O crescimento desse comportamento nas redes sociais acompanha o número de ataques a escolas. Entre 2001 e 2018, houve 10 ocorrências em ambiente escolar. Já entre 2019 e 2023, conforme o levantamento, foram 29 casos.
Na terça-feira (8), Vitor André Kungel Gabirazi, nove anos, morreu após um ataque em Estação, no norte gaúcho. O adolescente autor da ação foi apreendido e, segundo a polícia, "não demonstrou arrependimento".
Segundo o delegado José Roberto Lukaszewigz, a Polícia Civil recolheu o celular do adolescente e faz uma varredura em seus acessos e redes sociais para identificar a possível motivação do crime.
Radicalização nas redes
Um dos objetivos do estudo era identificar como os usuários de redes sociais respondem a ataques violentos às escolas.

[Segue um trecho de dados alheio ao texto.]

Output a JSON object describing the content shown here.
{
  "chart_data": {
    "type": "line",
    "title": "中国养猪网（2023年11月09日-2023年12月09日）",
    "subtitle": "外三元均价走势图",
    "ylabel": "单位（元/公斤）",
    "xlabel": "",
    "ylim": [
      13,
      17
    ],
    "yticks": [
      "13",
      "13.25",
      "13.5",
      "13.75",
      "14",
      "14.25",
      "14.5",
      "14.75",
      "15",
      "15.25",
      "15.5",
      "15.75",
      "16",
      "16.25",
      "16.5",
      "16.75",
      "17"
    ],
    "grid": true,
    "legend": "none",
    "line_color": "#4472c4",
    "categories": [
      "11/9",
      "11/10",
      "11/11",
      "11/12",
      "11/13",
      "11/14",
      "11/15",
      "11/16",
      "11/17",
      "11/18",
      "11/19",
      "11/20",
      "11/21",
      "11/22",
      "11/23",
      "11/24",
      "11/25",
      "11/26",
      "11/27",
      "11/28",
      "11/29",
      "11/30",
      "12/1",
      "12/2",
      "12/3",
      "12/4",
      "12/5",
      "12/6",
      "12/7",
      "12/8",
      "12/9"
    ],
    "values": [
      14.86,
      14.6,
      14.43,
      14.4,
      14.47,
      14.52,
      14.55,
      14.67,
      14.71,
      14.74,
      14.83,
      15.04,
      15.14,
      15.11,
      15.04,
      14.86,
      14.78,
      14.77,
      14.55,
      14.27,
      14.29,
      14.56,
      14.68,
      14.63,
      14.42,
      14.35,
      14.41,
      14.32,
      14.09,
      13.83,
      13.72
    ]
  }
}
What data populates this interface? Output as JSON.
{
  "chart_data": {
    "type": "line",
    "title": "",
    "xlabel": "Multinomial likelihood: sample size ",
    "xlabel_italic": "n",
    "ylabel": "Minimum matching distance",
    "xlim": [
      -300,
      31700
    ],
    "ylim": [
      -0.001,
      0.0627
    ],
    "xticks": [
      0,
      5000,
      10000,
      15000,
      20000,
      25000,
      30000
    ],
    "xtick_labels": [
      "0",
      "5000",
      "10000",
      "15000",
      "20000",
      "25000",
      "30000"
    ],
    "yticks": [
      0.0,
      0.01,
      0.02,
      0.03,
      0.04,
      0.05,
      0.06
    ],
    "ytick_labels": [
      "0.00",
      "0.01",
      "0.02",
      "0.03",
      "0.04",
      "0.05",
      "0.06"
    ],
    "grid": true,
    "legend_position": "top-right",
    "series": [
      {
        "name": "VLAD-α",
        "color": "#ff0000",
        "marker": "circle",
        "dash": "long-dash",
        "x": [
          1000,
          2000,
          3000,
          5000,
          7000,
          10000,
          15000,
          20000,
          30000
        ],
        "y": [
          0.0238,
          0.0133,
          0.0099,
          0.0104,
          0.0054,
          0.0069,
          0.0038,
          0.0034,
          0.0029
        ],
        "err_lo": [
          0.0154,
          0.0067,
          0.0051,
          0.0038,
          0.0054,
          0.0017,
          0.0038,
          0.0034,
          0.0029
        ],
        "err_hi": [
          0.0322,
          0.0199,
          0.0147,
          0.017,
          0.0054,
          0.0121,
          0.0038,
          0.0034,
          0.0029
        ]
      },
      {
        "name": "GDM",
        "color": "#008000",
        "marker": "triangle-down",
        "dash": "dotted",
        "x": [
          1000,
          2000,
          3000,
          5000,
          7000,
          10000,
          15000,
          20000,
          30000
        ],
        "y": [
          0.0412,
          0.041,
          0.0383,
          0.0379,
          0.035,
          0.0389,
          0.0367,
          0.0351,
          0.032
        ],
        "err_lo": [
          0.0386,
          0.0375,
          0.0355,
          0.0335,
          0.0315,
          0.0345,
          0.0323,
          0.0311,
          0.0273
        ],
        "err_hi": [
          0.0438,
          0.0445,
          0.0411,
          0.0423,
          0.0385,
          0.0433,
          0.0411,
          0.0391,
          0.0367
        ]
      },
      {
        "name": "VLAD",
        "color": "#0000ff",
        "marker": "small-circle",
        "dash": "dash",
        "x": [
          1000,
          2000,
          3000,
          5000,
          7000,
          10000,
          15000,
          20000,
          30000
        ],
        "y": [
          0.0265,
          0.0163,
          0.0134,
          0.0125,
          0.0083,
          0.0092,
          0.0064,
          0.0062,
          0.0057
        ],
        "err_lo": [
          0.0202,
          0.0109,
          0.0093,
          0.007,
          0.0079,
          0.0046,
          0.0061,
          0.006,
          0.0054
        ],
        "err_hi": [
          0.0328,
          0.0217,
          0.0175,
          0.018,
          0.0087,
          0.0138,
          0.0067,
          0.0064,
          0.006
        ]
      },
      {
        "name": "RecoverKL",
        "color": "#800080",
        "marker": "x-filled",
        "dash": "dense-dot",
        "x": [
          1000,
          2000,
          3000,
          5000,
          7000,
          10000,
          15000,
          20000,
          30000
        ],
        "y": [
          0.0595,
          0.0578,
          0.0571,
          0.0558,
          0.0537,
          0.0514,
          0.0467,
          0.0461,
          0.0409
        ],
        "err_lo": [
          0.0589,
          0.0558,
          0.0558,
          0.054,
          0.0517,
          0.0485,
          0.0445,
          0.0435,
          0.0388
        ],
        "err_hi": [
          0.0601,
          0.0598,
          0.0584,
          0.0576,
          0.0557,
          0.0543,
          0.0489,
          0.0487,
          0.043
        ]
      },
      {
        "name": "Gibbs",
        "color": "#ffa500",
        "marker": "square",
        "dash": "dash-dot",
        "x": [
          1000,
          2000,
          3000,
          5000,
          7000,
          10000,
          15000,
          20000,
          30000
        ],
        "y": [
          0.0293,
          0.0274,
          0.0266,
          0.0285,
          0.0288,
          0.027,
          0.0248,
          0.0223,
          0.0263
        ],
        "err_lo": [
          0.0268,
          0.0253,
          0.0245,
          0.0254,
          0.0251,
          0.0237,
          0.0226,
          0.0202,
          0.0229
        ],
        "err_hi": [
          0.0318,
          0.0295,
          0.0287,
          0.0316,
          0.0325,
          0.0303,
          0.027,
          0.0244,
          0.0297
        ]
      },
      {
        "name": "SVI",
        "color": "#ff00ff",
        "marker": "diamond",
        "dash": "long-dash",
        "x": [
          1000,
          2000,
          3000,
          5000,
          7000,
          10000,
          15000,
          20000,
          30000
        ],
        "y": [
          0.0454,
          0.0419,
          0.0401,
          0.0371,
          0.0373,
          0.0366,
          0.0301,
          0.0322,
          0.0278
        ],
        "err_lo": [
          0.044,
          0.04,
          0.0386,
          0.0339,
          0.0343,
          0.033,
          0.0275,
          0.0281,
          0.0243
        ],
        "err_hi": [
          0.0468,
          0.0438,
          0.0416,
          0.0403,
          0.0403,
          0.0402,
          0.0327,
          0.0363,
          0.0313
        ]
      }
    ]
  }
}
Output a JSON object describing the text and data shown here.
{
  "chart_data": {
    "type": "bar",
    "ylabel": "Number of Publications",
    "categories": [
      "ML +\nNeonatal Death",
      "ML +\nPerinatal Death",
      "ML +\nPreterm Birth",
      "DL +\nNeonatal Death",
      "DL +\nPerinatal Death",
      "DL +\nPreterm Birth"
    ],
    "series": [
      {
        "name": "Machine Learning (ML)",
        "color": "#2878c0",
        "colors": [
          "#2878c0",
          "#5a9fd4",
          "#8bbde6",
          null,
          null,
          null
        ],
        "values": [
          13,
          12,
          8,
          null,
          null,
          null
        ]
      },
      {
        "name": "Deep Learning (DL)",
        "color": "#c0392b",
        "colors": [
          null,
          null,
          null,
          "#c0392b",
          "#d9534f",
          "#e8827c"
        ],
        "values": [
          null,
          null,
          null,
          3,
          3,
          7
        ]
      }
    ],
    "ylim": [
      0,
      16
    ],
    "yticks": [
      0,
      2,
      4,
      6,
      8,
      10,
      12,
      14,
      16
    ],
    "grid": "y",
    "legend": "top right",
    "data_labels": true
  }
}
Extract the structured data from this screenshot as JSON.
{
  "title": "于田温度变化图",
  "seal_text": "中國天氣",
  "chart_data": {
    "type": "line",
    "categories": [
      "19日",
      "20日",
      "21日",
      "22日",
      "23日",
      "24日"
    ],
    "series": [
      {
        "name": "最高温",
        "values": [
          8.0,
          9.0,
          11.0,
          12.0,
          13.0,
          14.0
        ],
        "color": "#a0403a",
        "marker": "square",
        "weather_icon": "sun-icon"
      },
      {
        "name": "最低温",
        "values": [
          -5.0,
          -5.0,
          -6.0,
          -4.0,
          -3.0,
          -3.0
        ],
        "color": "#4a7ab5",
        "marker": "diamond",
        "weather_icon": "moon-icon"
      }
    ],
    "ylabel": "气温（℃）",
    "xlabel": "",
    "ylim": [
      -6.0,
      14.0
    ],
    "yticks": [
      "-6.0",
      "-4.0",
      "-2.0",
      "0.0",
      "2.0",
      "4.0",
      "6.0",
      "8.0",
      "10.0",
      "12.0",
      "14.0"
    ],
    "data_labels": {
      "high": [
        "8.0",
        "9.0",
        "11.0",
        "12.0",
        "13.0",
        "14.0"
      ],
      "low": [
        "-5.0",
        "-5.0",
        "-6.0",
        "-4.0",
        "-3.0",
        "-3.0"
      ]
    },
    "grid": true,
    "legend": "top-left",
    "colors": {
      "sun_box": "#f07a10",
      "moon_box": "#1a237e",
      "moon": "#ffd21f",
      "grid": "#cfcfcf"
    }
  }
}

Os dados revelaram que comentários elogiando os agressores saltaram de 0,2% do total de reações às ocorrências, em 2021, para 21%, em 2025.
De acordo com o estudo, essa crescente de ódio e violência entre crianças e adolescentes é reflexo de um ecossistema que oferece aos jovens, principalmente meninos solitários, hiperconectados e emocionalmente desamparados, um local de acolhimento na internet.
— Quando o algoritmo substitui o afeto e a escuta, o risco deixa de ser virtual. Os jovens não estão apenas consumindo conteúdo, estão formando identidade em espaços que valorizam o exagero e a exclusão — comenta Renato Dolci, diretor de dados na Timelens.
Para o pesquisador Fernando Seffner, do Programa de Pós-Graduação em Educação (PPGEdu) da Universidade Federal do Rio Grande do Sul (UFRGS), "as coisas começam muito antes de começar", em outros ambientes, e agora estão também dentro das escolas.
— Foi-se o tempo em que se escrevia na parede do banheiro. As coisas têm uma dimensão agora que eu considero assustadora. Um quarto da população brasileira está dentro de sala de aula. Uma série de conflitos que aconteciam fora da escola, que a escola não tinha nada a ver com isso, agora acontece dos portões para dentro.
Entre esses conflitos, o especialista cita questões envolvendo gênero e sexualidade.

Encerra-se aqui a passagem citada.